Brock Phillips, July 1997
Bad Faith Wrongful Termination Defined
In Cotran v.
Rollins Hudig Hall Intl., Inc. (1998) 98 CDOS 58, plaintiff, hired under an implied
agreement not to be dismissed except for good cause, was terminated for sexual harassment.
He strongly denied harassing fellow employees and sued his employer for wrongful
termination.
The California
Supreme Court held that the jury was not to decide whether the plaintiff actually harassed
the employees, but whether the factual basis on which the employer concluded a
dischargable act had been committed was reached honestly, after an appropriate
investigation, and for reasons that are not arbitrary or pretextual.
When an employee is
fired for misconduct and sues, the employer's actions are judged by not whether the
misconduct actually occurred, but by whether the employer's response to the allegations of
misconduct were fair, honest, reasonable, and in good faith.
Delbert
Gee, February 1998

Investigation By Attorney Not Privileged
In Wellpoint
Health Networks v.

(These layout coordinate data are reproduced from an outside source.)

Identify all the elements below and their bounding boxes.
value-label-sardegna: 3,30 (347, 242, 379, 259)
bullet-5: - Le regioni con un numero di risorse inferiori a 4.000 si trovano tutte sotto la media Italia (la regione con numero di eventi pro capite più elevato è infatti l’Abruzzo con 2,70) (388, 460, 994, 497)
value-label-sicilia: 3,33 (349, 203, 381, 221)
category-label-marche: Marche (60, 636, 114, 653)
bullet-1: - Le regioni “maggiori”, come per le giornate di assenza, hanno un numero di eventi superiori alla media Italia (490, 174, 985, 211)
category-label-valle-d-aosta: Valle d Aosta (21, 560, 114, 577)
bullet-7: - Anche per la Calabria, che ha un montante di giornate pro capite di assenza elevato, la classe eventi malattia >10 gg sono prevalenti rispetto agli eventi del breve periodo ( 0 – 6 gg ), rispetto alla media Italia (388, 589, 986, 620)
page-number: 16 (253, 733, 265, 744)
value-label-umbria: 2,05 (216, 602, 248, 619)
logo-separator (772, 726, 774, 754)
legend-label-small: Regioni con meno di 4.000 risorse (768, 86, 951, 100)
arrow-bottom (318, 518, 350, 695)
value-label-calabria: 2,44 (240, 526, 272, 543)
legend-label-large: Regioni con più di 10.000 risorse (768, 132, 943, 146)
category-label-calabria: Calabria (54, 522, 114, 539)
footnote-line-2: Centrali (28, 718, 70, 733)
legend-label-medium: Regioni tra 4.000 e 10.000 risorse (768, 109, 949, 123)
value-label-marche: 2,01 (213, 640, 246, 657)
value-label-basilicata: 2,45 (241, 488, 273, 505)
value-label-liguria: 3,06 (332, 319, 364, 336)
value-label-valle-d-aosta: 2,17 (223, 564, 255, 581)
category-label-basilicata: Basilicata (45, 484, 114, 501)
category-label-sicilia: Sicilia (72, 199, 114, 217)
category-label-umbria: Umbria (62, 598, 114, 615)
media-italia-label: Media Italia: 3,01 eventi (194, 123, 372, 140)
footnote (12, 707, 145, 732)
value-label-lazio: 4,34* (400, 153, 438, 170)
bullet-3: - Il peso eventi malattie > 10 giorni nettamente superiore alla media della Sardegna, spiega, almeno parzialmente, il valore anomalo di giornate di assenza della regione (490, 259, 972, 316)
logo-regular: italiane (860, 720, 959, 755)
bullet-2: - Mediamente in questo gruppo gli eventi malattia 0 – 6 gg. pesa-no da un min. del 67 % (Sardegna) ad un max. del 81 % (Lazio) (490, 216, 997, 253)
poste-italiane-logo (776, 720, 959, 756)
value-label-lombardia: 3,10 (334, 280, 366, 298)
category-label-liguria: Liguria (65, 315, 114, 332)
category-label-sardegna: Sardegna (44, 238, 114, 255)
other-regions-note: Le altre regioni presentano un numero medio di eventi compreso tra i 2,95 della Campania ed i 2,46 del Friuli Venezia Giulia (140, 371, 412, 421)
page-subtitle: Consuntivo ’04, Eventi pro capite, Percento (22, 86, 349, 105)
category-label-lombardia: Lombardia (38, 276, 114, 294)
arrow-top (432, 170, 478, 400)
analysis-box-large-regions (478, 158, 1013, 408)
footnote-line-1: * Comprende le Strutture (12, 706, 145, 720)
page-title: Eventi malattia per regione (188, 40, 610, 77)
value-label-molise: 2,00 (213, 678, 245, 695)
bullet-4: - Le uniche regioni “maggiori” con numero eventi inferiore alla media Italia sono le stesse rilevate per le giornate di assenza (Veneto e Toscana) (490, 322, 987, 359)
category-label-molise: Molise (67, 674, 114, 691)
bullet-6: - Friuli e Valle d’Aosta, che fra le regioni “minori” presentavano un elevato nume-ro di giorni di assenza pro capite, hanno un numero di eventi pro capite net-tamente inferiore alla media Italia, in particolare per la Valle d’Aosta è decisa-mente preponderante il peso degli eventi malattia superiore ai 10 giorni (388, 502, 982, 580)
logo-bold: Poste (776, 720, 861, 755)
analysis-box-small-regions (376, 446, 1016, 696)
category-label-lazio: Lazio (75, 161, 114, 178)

Superior Court (1997) 97 CDOS 8639, the Court of Appeal held that
an investigation by a law firm retained by an employer to investigate allegations of a
hostile work environment by an employee was not protected from discovery by the
attorney-client or attorney work product privileges in a subsequent employment
discrimination action where the employer contended that it took reasonable corrective or
remedial action upon learning of the allegations since the investigation could be evidence
of its reasonableness.
The Court also held
that if the employee contends that the attorney did not perform the investigation as an
attorney, but as part of the employer's normal method of dealing with such allegations,
the employee must also present evidence of the employer's routine assignment of
investigations to its outside counsel.
Delbert
C. Gee, December 1997
Supreme Court Agrees to Hear Guz
v. Bechtel
The California Supreme Court granted
the petition for hearing on the Guz v. Bechtel National case on August 27, 1997. The
Court of Appeal's decision was vacated and the Supreme Court will now take up the issue of
defining what is "at will employment".
Delbert Gee, August 1997
Court Defines At-Will Employment
In Guz v. Bechtel National, Inc.
(97 CDOS 3552), the First Appellate District of the Court of Appeal held that evidence of
long-term employment, consistent promotions, salary increases, and recognition for
outstanding work, coupled with personnel policies indicating that employment should be
terminated only for cause, created a triable issue of fact as to whether a terminated
employee was an at-will employee.
The absence of any of the above evidence is not determinative of at-will employment. The
question of whether employment is at-will is determined by the totality of the
circumstances.
The Court held that the absence of oral assurances of continued employment for good work
alone was not determinative of at-will employment.